August 23, 2007—The Storage Networking Industry Association (SNIA) claims that the industry is on the verge of a crisis. According to a recent SNIA survey of archive practitioners, long-term data-retention technologies and practices are not up to snuff, and digital information is in serious jeopardy of being lost over time.

Long-term data retention needs are undeniable. The survey, dubbed the SNIA 100 Year Archive Requirements Survey Report, revealed that 80% of respondents have information they must keep for more than 50 years, and 68% of respondents say they must keep some types of data for more than 100 years.

Overall, those surveyed felt that current practices are too manual, prone to error, and costly, and lack adequate coordination across the organization. In fact, 70% of the respondents said they are "highly dissatisfied" with their ability to read their retained information in 50 years.

SNIA surveyed IT professionals from the records information management (RIM), archiving, IT, security, legal, and business communities of 276 organizations in an effort to define the current challenges and operational needs related to long-term digital information retention.

"SNIA started looking into the state of archiving last year as part of our work on information lifecycle management. We began to examine the major technological barriers to long-term data preservation, and that's what drove us to conduct this survey," says Jeff Porter, chair of the SNIA Data Management Forum. "The results confirmed our view that there is a pending crisis in archiving."

Porter says business requirements for long-term retention are still murky, and he hopes the conclusions of the survey will serve as a jumping off point for defining archiving needs.

"The state of archiving is very poor today. The industry has done a lot more to address physical data migration issues rather than the logical piece of the puzzle," says Porter. "If we're going to be able to avoid this crisis we have to create long-term methods for not only preserving information, but also for making it available for analysis in the future."

According to SNIA, long-term data retention is currently defined as 10 to 15 years and is limited by technology refreshes, including logical and physical data migrations. Only 30% of those surveyed say they migrate information in regular intervals.

Porter says the more you move data, the less confidence you have that it will be retrievable in the future. "After the second or third migration you begin to lose confidence in the integrity of the data. You can retrieve the bits and bytes, but you can't necessarily interpret data from older applications," he says.

The survey captured the operating practices, requirements, and issues facing organizations managing large amounts of information and aims to provide a better understanding of market requirements so that the SNIA can frame definitions for best practices and technology solutions.
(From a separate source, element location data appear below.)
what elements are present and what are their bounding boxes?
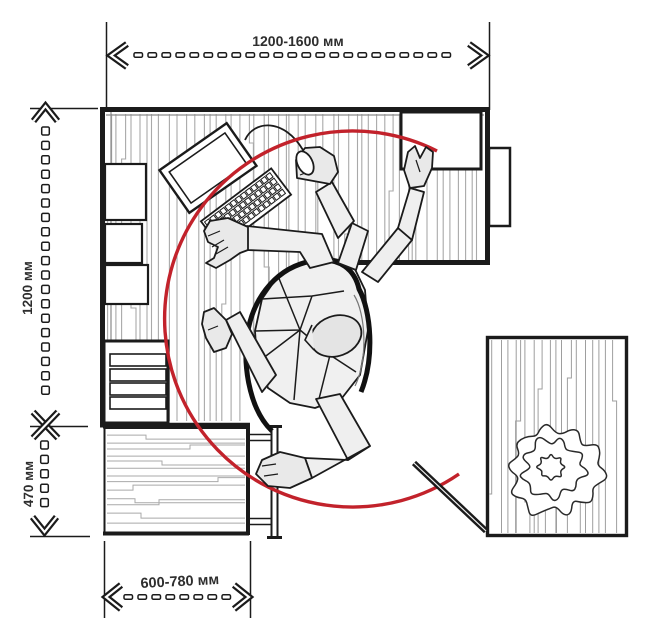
svg-text:1200 мм: 1200 мм xyxy=(20,261,35,315)
svg-text:470 мм: 470 мм xyxy=(21,461,36,507)
svg-text:1200-1600 мм: 1200-1600 мм xyxy=(252,33,344,49)
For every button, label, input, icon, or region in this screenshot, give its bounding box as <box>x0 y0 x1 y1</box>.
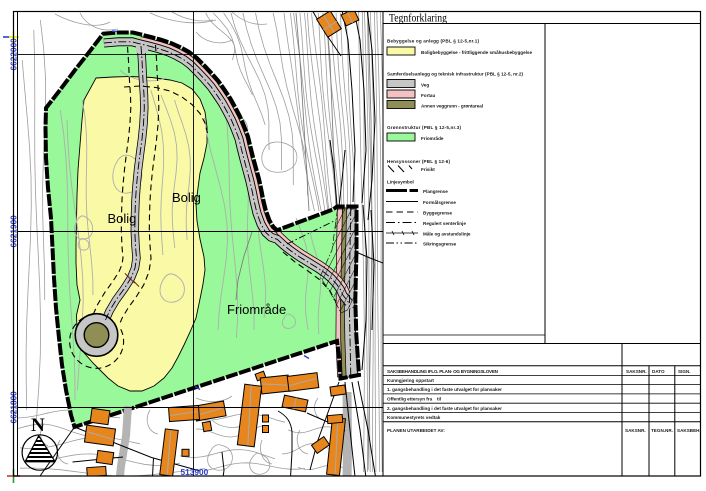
svg-text:Friområde: Friområde <box>421 135 444 141</box>
svg-text:Tegnforklaring: Tegnforklaring <box>389 10 447 24</box>
svg-text:Bolig: Bolig <box>108 211 137 226</box>
svg-text:Kunngjøring oppstart: Kunngjøring oppstart <box>387 378 434 383</box>
svg-text:Kommunestyrets vedtak: Kommunestyrets vedtak <box>387 415 441 420</box>
svg-text:Samferdselsanlegg og teknisk i: Samferdselsanlegg og teknisk infrastrukt… <box>387 72 523 77</box>
svg-text:DATO: DATO <box>652 369 665 374</box>
svg-text:Regulert senterlinje: Regulert senterlinje <box>423 221 466 226</box>
svg-text:Frisikt: Frisikt <box>421 167 435 172</box>
svg-text:SAKSNR.: SAKSNR. <box>626 369 647 374</box>
svg-text:Boligbebyggelse - frittliggend: Boligbebyggelse - frittliggende småhusbe… <box>421 49 532 55</box>
svg-text:Offentlig ettersyn fra: Offentlig ettersyn fra <box>387 397 433 402</box>
svg-text:Veg: Veg <box>421 83 429 88</box>
svg-text:1. gangsbehandling i det faste: 1. gangsbehandling i det faste utvalget … <box>387 387 502 392</box>
svg-text:SIGN.: SIGN. <box>678 369 691 374</box>
svg-text:Plangrense: Plangrense <box>423 189 448 194</box>
svg-text:Sikringsgrense: Sikringsgrense <box>423 242 457 247</box>
svg-text:Linjesymbol: Linjesymbol <box>387 180 414 185</box>
svg-text:Friområde: Friområde <box>227 302 286 317</box>
svg-text:Bolig: Bolig <box>172 190 201 205</box>
svg-text:SAKSBEH.: SAKSBEH. <box>677 428 701 433</box>
svg-text:SAKSNR.: SAKSNR. <box>625 428 646 433</box>
svg-text:N: N <box>31 415 45 436</box>
svg-text:Annen veggrunn - grøntareal: Annen veggrunn - grøntareal <box>421 104 483 109</box>
svg-text:Byggegrense: Byggegrense <box>423 211 453 216</box>
svg-text:Bebyggelse og anlegg (PBL § 12: Bebyggelse og anlegg (PBL § 12-5,nr.1) <box>387 39 479 44</box>
svg-text:Formålsgrense: Formålsgrense <box>423 199 456 205</box>
svg-text:Grønnstruktur (PBL § 12-5,nr.3: Grønnstruktur (PBL § 12-5,nr.3) <box>387 125 461 130</box>
svg-text:PLANEN UTARBEIDET AV:: PLANEN UTARBEIDET AV: <box>387 428 445 433</box>
svg-text:Måle og avstandslinje: Måle og avstandslinje <box>423 231 471 237</box>
svg-text:Fortau: Fortau <box>421 93 435 98</box>
svg-text:Hensynssoner (PBL § 12-6): Hensynssoner (PBL § 12-6) <box>387 159 450 164</box>
svg-text:SAKSBEHANDLING IFLG. PLAN- OG: SAKSBEHANDLING IFLG. PLAN- OG BYGNINGSLO… <box>387 369 499 374</box>
svg-text:TEGN.NR.: TEGN.NR. <box>651 428 673 433</box>
svg-text:til: til <box>437 397 441 402</box>
svg-text:2. gangsbehandling i det faste: 2. gangsbehandling i det faste utvalget … <box>387 406 502 411</box>
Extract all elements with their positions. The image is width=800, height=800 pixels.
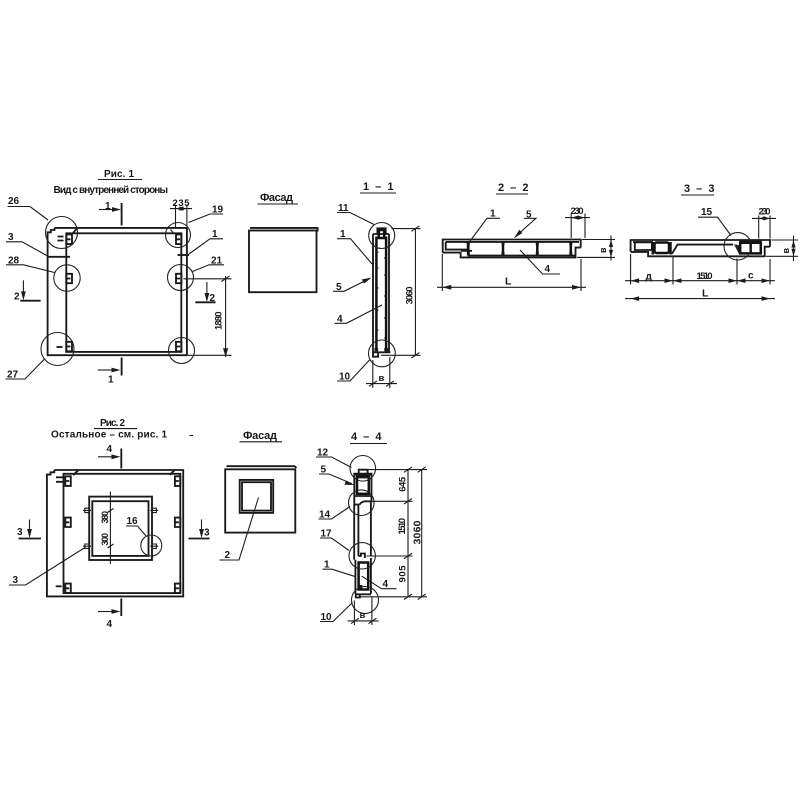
- svg-text:4: 4: [107, 444, 113, 455]
- svg-text:26: 26: [8, 196, 20, 207]
- svg-text:д: д: [646, 272, 653, 283]
- svg-text:1510: 1510: [697, 271, 713, 282]
- svg-text:1: 1: [105, 201, 111, 212]
- svg-text:3060: 3060: [412, 520, 424, 544]
- svg-text:3: 3: [17, 527, 23, 538]
- svg-text:в: в: [598, 247, 608, 253]
- svg-text:905: 905: [398, 565, 409, 583]
- svg-text:300: 300: [100, 533, 110, 546]
- svg-text:645: 645: [398, 476, 409, 492]
- svg-text:4: 4: [545, 264, 551, 275]
- svg-text:4 – 4: 4 – 4: [351, 431, 383, 443]
- svg-text:3: 3: [13, 575, 19, 586]
- svg-text:1: 1: [108, 375, 114, 386]
- svg-text:в: в: [379, 373, 385, 384]
- svg-text:Фасад: Фасад: [243, 430, 277, 442]
- svg-text:L: L: [505, 276, 512, 288]
- svg-text:380: 380: [100, 511, 110, 524]
- svg-text:3: 3: [204, 528, 210, 539]
- svg-text:в: в: [781, 248, 791, 254]
- svg-text:1 – 1: 1 – 1: [363, 181, 395, 193]
- svg-text:с: с: [748, 271, 754, 282]
- svg-text:Рис. 2: Рис. 2: [100, 418, 125, 429]
- svg-text:Остальное – см. рис. 1: Остальное – см. рис. 1: [51, 430, 167, 441]
- svg-text:230: 230: [759, 207, 771, 218]
- svg-text:2: 2: [14, 292, 20, 303]
- svg-text:2 – 2: 2 – 2: [498, 182, 530, 194]
- svg-text:230: 230: [571, 206, 584, 217]
- svg-text:1880: 1880: [214, 312, 225, 331]
- svg-text:16: 16: [127, 516, 139, 527]
- svg-text:Вид с внутренней стороны: Вид с внутренней стороны: [54, 185, 169, 196]
- svg-text:15: 15: [701, 207, 713, 218]
- svg-text:3 – 3: 3 – 3: [684, 183, 716, 195]
- svg-text:1510: 1510: [397, 518, 408, 535]
- svg-text:L: L: [702, 288, 709, 300]
- svg-text:3060: 3060: [405, 287, 416, 305]
- svg-text:Рис. 1: Рис. 1: [104, 169, 134, 180]
- svg-text:Фасад: Фасад: [260, 192, 293, 204]
- svg-text:4: 4: [107, 619, 113, 630]
- svg-text:в: в: [360, 610, 366, 621]
- svg-text:2: 2: [225, 550, 231, 561]
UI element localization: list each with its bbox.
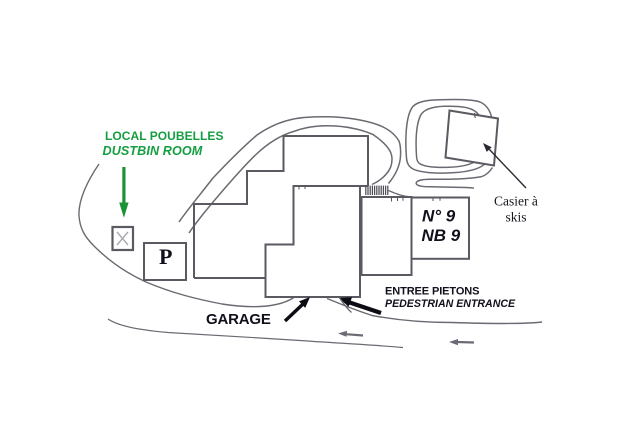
svg-text:LOCAL POUBELLES: LOCAL POUBELLES bbox=[105, 129, 224, 143]
svg-text:P: P bbox=[159, 244, 172, 269]
svg-text:skis: skis bbox=[506, 210, 527, 225]
svg-text:N° 9: N° 9 bbox=[422, 207, 456, 226]
svg-text:DUSTBIN ROOM: DUSTBIN ROOM bbox=[103, 144, 203, 158]
svg-text:Casier à: Casier à bbox=[494, 194, 538, 209]
svg-text:ENTREE PIETONS: ENTREE PIETONS bbox=[385, 286, 479, 298]
svg-text:NB 9: NB 9 bbox=[422, 226, 461, 245]
svg-text:GARAGE: GARAGE bbox=[206, 311, 271, 328]
svg-text:PEDESTRIAN ENTRANCE: PEDESTRIAN ENTRANCE bbox=[385, 298, 516, 310]
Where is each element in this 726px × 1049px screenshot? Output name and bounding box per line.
In response, the SNIA formed The 100 Year Archive Task Force and already has several initiatives under way aimed at addressing the archiving problem.

First, the group plans to produce a reference model for best practices for long-term digital information retention that covers requirements not addressed by existing archive standards and best practices such as ISO 14721:2002, Open Archival Information Systems (OAIS), or the Sedona Conference.

Second, the SNIA claims it will integrate ILM-based practices into the long-term digital information retention process in an effort to automate IT infrastructure in support of business and information requirements.

And finally, the Task Force is attempting to define reference models and possible technical standards that provide for scalable physical and logical migration.

John Webster, principal IT advisor at Illuminata, says, "We rarely think of saving our digitized thoughts for the sake of posterity. But for the sake of historians, law makers, sociologists, and scientists yet to be born, we should. Otherwise, future historians may look back at this time in history as the digital dark ages."

The SNIA's 100 Year Archive Task Force is operated by the SNIA's Data Management Forum as a global, multi-agency group working to define best practices and storage standards for long-term digital information retention.